The SEMG protein provides a basis to reduce spermatozoa motility, leading to prevention of the spermatozoa to fertilize the egg (O’Rand et al., 2011; O’Rand et al., 2016; O’Rand et al., 2018). The antibody to the SEMG protein also raise a possibility as a contraceptive by inhibiting the action of the subsequent protein in the pathway of the spermatozoa to gain fertilization capability (O’rand et al., 2004). Thus the gene product presents a notable site to develop an anticonceptive agent.
In the male Syrian hamsters whose sexual activity was completely arrested by SP, the SEMG gene was not expressed in seminal vesicles. The distinguished regression was assured by the reduced size, lowered weights of testes, and the absence of spermatozoa (Choi & Lee, 2012). Accordingly, the results demonstrate that the SEMG gene could be a possible (semen) biomarker because the gene is exclusively expressed in the reproductively energetic animals (Suttipasit & Wongwittayapanich 2018).
On the other hand, the function of SEMG protein mentioned above raises a reasonable possibility that a natural product would exert as a contraceptive agent if it binds to the SEMG protein on the surface of spermatozoa. SEMG protein can be bound by another protein SEMG, which provide a reaction site for PSA, resulting in the increase of spermatozoa motility. By the binding of a natural product to the SEMG, if SEMG can not bind to the SEMG and PSA is unable to recognize the SEMG-SEMG complex, the capability of the spermatozoa to fertilize the egg will be sharply reduced.

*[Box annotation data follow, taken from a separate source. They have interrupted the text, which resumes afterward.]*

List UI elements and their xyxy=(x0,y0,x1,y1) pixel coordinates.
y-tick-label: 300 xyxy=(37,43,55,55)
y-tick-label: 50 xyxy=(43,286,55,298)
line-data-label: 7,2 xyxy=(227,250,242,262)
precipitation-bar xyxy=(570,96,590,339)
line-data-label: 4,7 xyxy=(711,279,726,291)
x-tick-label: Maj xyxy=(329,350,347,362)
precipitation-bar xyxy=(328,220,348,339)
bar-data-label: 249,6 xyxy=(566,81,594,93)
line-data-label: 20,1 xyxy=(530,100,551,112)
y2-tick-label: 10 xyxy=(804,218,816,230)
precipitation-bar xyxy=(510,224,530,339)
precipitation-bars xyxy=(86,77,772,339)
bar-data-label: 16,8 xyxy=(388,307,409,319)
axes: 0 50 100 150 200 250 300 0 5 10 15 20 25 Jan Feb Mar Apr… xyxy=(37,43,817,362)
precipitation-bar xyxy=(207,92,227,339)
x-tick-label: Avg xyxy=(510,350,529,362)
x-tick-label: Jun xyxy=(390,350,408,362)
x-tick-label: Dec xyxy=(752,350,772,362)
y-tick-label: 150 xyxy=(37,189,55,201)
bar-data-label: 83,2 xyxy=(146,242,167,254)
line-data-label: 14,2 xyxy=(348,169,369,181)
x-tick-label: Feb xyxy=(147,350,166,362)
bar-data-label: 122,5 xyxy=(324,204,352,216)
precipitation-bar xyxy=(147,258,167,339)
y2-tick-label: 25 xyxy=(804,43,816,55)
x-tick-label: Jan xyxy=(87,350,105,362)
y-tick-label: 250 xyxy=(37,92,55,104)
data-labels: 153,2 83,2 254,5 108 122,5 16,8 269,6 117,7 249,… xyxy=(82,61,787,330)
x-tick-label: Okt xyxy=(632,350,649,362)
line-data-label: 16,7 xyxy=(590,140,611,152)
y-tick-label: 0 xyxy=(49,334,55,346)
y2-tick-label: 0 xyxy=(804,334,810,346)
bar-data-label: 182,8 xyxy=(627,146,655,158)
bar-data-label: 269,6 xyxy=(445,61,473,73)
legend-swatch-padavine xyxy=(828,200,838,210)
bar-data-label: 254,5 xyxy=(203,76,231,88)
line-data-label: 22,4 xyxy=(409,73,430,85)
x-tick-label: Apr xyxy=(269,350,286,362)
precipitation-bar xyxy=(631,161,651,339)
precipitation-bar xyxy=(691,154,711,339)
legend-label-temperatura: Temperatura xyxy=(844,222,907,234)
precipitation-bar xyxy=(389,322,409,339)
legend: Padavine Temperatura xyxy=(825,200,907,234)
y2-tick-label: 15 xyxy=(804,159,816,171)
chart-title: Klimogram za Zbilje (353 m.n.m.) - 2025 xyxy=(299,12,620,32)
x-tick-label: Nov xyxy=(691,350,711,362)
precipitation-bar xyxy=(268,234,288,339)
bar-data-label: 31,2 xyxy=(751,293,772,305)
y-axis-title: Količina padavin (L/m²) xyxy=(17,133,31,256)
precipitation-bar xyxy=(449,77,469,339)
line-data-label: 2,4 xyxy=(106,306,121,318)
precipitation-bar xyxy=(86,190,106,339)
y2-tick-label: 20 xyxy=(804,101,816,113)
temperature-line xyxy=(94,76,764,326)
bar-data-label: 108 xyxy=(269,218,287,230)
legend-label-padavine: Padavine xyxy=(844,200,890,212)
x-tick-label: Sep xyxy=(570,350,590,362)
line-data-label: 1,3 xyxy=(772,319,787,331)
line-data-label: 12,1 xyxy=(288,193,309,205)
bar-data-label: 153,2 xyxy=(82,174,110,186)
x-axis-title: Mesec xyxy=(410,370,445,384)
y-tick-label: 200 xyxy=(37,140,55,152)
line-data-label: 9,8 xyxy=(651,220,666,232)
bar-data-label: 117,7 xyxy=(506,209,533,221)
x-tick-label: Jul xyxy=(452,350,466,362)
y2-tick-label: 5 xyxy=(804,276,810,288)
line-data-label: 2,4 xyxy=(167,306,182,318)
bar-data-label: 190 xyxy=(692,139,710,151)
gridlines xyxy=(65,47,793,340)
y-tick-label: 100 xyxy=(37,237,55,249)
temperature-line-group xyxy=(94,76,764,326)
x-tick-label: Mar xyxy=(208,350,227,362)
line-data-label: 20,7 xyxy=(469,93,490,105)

The incapability will be appeared by increase of viscosity, reduction of motility, and inhibition of action of PSA.
It has not been established when the expression of the SEMG gene is inhibited in the course of SP environment. The expression of SEMG is likely to be diminished at the 6th week of SP. A factor (or factors) that prevent the SEMG gene from expressing in the reproductive organs also has not been known at this time. The inquiry remains to be investigated.
In conclusion, male Syrian hamsters expressed SEMG genes in seminal vesicles. In the reproductively regressed testis of SP animals, SEMG mRNA was not detected, suggesting that the expression of the SEMG gene is associated with fertility capability in male Syrian hamsters. It is a future work when and how the expression of the SEMG gene is controlled in the males housed in SP.